Peskov afirmou que a Rússia não está se envolvendo nos eventos que ocorrem em Tbilisi e não tem planos de fazer isso. A situação se intensificou após as eleições parlamentares realizadas em 26 de outubro, nas quais o partido governista, Sonho Georgiano, conseguiu manter a liderança. Este partido é conhecido por sua postura favorável às relações com a Rússia, e rejeita as sanções impostas ao país. No entanto, a oposição se manifestou, alegando que não reconhecerá os resultados divulgados pela Comissão Eleitoral Central.

A atual presidente da Geórgia, Salome Zurabishvili, que apoia uma agenda proeuropeia, mesmo não sendo formalmente ligada a nenhum partido, convocou manifestações em resposta aos resultados das eleições. A agitação popular cresceu especialmente após a decisão do primeiro-ministro georgiano, Irakli Kobakhidze, de suspender as negociações com a UE sobre a adesão do país ao bloco até 2028.

A situação nas ruas de Tbilisi se agravou, com manifestantes arremessando objetos e fogos de artifício em direção à polícia, que reagiu utilizando canhões de água e gás lacrimogêneo. O Serviço de Segurança do Estado da Geórgia afirmou que os organizadores dos protestos estavam sendo coordenados por serviços de inteligência estrangeiros, o que indicaria uma tentativa de desestabilizar as eleições presidenciais que ocorreram em 14 de dezembro.

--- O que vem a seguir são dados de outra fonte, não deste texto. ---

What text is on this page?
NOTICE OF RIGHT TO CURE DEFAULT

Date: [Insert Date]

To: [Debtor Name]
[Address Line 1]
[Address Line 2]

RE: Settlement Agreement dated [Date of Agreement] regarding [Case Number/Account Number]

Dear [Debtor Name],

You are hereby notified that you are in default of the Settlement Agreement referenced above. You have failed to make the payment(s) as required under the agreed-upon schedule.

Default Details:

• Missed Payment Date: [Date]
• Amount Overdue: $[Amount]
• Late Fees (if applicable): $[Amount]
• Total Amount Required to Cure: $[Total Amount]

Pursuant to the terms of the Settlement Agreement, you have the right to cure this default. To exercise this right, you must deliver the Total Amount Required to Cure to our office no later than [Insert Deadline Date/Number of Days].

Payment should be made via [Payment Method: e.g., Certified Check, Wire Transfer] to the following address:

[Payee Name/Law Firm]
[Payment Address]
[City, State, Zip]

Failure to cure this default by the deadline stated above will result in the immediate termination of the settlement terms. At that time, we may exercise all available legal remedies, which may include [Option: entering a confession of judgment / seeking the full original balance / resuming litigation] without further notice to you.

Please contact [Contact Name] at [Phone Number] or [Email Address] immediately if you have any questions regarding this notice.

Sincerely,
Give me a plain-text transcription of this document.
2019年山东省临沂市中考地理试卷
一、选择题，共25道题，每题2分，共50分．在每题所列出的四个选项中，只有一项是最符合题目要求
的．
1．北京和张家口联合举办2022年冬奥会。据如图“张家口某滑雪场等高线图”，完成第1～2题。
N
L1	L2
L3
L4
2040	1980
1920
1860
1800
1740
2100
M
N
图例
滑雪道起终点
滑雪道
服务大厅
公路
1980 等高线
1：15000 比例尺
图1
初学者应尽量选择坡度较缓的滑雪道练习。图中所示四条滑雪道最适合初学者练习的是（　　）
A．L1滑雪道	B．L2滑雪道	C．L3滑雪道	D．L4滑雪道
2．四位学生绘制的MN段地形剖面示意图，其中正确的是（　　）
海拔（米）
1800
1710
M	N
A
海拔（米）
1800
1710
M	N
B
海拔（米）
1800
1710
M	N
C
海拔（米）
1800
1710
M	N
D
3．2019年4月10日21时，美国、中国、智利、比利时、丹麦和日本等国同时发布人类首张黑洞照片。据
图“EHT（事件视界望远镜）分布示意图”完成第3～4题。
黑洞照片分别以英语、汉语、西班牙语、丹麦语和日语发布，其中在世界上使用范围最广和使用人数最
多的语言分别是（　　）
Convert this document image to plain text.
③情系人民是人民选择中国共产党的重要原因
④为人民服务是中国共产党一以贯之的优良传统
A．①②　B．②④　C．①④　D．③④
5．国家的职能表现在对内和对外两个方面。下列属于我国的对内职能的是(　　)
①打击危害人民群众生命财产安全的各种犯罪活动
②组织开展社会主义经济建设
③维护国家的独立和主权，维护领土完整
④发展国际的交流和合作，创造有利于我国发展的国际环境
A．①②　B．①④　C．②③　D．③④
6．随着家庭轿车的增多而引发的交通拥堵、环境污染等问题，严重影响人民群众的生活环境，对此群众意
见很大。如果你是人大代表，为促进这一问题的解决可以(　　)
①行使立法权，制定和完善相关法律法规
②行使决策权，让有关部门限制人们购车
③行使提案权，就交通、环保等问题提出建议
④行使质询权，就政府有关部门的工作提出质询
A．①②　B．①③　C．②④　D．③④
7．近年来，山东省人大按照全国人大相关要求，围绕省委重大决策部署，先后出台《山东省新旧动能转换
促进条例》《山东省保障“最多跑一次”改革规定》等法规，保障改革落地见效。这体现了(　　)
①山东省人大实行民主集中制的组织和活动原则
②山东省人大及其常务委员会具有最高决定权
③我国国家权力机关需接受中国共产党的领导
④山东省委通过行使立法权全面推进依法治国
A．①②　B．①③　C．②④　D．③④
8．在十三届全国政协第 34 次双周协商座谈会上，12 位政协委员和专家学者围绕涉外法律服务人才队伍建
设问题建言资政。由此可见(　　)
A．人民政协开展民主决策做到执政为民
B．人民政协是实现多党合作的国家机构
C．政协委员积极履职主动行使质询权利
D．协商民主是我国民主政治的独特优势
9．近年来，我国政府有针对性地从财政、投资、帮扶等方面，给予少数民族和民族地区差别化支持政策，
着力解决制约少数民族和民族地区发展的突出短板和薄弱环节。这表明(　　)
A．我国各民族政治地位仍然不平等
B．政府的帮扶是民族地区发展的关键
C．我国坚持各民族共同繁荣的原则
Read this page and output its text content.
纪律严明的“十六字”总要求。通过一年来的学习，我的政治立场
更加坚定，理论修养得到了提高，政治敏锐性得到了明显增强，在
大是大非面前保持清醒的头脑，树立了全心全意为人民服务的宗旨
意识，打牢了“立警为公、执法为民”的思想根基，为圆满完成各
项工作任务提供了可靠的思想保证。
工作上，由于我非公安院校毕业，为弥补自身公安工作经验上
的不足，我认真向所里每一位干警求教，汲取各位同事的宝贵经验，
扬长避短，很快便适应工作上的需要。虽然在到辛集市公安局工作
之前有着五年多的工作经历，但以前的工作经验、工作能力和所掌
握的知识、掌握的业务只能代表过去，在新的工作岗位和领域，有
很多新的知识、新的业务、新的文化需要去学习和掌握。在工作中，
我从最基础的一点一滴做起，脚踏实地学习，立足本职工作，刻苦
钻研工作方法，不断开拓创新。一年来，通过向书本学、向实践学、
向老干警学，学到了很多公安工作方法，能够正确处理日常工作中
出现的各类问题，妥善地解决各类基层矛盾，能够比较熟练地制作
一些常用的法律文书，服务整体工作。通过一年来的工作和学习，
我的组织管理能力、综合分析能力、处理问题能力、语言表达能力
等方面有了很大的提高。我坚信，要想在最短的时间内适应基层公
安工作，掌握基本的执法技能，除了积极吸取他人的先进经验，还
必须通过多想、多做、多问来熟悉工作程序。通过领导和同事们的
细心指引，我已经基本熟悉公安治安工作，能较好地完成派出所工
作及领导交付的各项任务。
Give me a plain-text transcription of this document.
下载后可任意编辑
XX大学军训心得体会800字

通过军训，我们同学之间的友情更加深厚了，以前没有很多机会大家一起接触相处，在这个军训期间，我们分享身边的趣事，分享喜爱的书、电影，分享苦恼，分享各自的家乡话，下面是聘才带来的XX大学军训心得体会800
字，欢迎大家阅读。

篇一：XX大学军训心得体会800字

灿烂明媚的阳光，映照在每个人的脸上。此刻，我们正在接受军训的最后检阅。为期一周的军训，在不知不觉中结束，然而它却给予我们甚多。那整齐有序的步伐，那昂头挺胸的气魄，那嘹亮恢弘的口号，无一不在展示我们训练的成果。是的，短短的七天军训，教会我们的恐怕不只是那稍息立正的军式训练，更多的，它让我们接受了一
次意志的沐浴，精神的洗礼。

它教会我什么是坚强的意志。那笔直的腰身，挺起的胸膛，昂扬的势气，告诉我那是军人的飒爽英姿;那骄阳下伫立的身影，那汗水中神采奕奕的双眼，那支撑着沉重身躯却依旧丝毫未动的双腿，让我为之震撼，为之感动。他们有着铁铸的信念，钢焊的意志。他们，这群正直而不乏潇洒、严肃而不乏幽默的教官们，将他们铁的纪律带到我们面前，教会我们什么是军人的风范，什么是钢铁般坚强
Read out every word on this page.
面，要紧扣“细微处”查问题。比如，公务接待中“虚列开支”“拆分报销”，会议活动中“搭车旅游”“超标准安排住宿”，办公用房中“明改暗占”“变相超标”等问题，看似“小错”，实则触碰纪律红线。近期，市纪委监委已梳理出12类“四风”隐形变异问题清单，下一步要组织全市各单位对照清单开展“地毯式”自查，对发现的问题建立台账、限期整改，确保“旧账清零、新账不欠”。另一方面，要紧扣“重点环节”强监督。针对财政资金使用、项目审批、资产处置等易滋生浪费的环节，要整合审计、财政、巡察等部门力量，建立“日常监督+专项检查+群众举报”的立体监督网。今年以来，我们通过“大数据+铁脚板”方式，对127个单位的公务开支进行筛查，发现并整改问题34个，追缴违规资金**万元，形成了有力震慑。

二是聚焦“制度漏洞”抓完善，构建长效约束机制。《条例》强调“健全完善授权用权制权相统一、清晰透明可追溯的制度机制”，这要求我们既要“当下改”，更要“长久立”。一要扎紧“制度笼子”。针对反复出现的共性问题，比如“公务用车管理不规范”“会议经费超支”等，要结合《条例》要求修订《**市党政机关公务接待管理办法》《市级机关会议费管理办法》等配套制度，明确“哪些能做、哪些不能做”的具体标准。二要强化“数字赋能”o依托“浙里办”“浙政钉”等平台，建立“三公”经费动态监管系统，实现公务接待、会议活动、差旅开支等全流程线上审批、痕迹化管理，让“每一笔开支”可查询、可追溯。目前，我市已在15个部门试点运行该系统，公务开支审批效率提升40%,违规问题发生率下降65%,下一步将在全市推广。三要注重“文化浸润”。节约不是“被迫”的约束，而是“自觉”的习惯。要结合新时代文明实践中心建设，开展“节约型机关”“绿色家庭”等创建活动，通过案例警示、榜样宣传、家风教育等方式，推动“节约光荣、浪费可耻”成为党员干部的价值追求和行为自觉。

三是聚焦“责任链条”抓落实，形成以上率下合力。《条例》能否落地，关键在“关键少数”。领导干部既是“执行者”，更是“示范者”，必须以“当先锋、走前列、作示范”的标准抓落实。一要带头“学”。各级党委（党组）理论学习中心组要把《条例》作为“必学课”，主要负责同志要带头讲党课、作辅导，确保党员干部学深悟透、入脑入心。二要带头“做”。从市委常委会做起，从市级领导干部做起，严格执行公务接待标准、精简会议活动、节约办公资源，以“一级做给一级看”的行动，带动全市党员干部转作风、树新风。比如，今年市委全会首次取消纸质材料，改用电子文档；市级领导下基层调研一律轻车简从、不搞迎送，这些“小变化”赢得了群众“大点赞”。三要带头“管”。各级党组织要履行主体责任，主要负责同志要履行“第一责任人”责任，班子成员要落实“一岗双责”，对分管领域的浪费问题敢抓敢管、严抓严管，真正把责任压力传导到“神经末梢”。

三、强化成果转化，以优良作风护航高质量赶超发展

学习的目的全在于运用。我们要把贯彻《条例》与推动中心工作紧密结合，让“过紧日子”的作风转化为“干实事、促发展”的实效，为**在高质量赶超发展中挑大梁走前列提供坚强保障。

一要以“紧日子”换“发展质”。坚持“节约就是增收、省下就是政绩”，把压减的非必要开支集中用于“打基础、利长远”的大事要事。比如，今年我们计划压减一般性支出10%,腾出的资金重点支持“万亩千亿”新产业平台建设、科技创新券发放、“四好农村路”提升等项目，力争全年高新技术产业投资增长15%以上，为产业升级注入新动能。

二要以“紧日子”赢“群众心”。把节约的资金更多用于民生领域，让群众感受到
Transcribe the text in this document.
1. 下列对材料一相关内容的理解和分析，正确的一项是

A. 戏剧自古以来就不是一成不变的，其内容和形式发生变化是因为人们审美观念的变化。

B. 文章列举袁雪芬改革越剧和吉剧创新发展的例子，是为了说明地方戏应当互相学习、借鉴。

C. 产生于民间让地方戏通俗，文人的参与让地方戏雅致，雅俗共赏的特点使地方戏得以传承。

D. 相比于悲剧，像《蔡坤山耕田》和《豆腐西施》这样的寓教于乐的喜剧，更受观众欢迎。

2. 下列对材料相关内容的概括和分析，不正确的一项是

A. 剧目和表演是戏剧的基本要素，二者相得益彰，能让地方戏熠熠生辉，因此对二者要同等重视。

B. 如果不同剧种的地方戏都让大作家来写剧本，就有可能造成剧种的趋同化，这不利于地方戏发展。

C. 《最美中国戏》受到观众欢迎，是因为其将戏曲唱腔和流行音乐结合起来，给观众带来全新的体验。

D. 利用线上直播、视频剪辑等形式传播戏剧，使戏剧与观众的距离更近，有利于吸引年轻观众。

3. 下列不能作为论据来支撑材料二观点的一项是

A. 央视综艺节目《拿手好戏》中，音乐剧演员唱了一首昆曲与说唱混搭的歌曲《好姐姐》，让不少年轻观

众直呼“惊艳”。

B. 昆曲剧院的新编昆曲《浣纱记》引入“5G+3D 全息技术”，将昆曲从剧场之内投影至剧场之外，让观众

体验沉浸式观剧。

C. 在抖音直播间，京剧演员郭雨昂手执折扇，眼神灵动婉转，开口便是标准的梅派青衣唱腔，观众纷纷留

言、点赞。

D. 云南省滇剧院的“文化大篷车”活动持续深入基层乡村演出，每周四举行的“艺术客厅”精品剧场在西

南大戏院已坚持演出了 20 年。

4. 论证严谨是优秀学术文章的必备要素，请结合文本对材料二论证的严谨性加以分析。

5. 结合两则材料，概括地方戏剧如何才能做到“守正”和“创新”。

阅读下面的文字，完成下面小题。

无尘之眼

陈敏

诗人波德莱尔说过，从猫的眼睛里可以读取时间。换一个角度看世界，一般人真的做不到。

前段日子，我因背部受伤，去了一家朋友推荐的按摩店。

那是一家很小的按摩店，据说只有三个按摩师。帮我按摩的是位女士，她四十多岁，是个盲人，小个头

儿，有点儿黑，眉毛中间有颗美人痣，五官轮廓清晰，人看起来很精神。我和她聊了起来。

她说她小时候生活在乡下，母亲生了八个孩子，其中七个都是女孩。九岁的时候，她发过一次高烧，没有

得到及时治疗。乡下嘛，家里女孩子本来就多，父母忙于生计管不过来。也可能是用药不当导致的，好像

Diante desse cenário, alguns eurodeputados sugeriram que a Geórgia realizasse novas eleições, e várias nações europeias impuseram sanções às autoridades georgianas por alegações de repressão aos protestos e violações dos direitos humanos. A alta representante das Relações Exteriores da UE, Kaja Kallas, também comentou que os acontecimentos no país não estavam se alinhando com as expectativas para um candidato a se unir ao bloco europeu, indicando uma crescente tensão nas relações entre a Geórgia, a Rússia e a Europa.